Contributors
Charles Kinney/Fred Allardyce: Hospitals need equitable reimbursement
01:00 AM EDT on Sunday, June 22, 2008
OUR HEALTH-CARE system is undeniably broken. Insurance premiums are soaring, putting preventive health care out of reach for many. Employers and insurers are shifting costs to others by turning to plans with higher deductibles and co-payments. The result is a physically unhealthy society and a fiscally challenged health-care system overburdened byincreasing numbers of people facing health-care crises with no means to pay.
One of the major issues hospitals are facing is the increase in bad debt — patients who do not pay their bills. For patients who do not have the means to pay, we provide free care. To others, we provide a discount. Some, however, who have insurance and the ability to pay, choose not to pay, and that number is growing. Statewide in Rhode Island, the amount of bad debt from insurance enrollees reached $32,304,451 in 2006.
As the situation stands now, when a patient comes to the hospital on an emergency basis, we provide treatment, prior to seeking payment. If the patient has Medicare for his or her primary insurance and doesn’t pay his or her co-pay after reasonable collection efforts, Medicare will reimburse the hospital 70 percent of that amount so that we may recoup some of our costs. However, if a patient has private insurance, such as United Healthcare or Blue Cross, and he or she doesn’t respond to reasonable collection efforts for co-payments and/or deductibles, we have to write off 100 percent of that loss at the present time. The role of the hospital turns from caregiver to debt collector. This burden should not be placed on the shoulders of non-profit hospitals; debt collection should be the responsibility of the commercial insurance companies.

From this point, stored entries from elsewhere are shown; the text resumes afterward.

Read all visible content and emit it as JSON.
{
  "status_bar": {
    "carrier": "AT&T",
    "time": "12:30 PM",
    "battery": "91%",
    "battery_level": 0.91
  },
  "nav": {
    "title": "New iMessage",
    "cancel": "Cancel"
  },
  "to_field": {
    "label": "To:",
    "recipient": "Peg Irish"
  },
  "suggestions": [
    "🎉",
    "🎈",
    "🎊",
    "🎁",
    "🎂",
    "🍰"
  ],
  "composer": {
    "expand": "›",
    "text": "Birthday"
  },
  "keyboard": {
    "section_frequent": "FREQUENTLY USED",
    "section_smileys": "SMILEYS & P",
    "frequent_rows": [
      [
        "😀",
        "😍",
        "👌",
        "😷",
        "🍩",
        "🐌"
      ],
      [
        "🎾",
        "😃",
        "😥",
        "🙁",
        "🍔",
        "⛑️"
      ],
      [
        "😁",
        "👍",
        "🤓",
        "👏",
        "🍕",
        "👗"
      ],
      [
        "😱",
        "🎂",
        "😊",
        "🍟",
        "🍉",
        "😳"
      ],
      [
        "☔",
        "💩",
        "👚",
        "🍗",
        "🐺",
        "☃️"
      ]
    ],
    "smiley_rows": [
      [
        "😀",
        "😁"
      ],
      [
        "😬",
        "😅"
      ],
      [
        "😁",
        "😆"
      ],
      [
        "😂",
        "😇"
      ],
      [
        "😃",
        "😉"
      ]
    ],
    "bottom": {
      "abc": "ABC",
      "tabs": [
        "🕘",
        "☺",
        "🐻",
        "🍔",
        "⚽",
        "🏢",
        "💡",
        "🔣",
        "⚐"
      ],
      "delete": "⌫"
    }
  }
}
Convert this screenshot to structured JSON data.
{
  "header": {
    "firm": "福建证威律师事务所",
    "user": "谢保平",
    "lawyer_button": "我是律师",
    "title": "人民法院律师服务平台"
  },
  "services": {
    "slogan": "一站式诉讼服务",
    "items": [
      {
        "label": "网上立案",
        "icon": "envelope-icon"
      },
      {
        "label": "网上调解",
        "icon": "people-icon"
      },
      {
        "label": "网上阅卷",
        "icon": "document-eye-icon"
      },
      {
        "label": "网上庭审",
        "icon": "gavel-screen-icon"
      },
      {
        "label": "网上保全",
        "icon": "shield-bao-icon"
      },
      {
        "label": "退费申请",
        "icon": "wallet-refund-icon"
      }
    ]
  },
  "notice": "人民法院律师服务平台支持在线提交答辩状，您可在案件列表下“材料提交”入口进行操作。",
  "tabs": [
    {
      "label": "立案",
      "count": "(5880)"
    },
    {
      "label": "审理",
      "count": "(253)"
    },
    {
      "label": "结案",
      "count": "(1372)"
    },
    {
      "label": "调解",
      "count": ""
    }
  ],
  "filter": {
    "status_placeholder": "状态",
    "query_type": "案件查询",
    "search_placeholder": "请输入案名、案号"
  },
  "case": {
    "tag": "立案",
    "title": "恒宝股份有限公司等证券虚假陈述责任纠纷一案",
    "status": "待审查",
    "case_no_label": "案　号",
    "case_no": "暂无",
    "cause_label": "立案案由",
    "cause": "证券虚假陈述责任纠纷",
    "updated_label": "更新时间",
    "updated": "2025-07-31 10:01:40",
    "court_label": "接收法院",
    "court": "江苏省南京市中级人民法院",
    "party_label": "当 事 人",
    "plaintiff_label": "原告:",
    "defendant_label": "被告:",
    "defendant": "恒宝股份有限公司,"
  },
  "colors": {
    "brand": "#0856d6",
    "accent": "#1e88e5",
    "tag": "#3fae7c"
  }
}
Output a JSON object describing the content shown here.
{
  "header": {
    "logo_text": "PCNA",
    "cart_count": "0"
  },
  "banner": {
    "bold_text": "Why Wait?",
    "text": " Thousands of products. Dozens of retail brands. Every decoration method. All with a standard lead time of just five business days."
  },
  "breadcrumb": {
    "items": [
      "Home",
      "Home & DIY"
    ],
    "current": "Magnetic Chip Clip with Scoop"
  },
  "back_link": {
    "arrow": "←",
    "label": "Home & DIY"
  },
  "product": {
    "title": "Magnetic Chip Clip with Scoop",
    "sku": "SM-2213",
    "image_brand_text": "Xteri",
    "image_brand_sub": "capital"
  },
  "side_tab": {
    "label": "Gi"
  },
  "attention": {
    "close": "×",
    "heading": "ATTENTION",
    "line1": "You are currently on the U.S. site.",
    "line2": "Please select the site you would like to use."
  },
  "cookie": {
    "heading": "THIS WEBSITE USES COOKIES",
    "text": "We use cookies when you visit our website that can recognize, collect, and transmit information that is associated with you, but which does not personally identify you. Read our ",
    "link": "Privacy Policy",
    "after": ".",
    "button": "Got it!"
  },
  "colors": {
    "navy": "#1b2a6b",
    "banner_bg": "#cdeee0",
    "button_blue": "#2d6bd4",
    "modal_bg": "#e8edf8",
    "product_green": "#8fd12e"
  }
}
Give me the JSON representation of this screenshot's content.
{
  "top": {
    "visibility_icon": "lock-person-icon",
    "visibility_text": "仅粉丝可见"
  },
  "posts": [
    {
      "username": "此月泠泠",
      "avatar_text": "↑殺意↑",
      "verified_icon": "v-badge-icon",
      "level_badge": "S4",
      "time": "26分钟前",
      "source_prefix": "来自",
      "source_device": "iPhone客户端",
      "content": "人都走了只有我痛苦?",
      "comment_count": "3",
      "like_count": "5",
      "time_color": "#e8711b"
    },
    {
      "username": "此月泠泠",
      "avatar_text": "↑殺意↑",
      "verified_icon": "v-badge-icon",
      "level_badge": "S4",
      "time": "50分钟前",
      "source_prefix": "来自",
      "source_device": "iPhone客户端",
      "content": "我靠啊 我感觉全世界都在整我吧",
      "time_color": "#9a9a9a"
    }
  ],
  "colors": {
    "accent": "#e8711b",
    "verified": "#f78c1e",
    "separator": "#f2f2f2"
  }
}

The legislature has passed House bill 7057/ Senate bill 2414, which would ensure that private insurance companies, such as United Healthcare and Blue Cross/Blue Shield, would bear the financial responsibility for hospitals treating their members. If this legislation is adopted as law, hospitals will be paid 70 percent of the uncollectible debt, a rate equal to that which Medicare pays us, thereby providing an incentive to the insurance companies to help us collect overdue payments for patients whom they insure.
What would be the impact? If the legislation were law in 2007, Westerly Hospital would have received an extra $300,000-$400,000 in income. Going forward, that would be expected to grow as an increasing number of employers are placing a greater co-payment and deductible responsibility on their employees.
Fixing the health-care system will take time. There is no single answer, rather a multiplicity of solutions that will take time to put in place. Between now and that time, however, more people will get sick and need hospitals because they didn’t get preventive care. Let’s take steps to ensure that hospitals are partially reimbursed for bad debt and can afford to continue to provide care. As a community, we need to rally to ensure that House bill 7057/ Senate bill 2414 becomes law. We are asking you to call Governor Carcieri at (401) 222-2080. Let him know you support the vital roles of hospitals in this community. Urge him to support legislation for equitable co-pay reimbursement and cite H7057/S2414 when you call.
Together, we can begin to mend the health-care system. We must begin today, one issue at a time. After all, our collective community health is relying upon it.
Charles Kinney is president and chief executive of Westerly Hospital, where Fred Allardyce is chairman of the board there.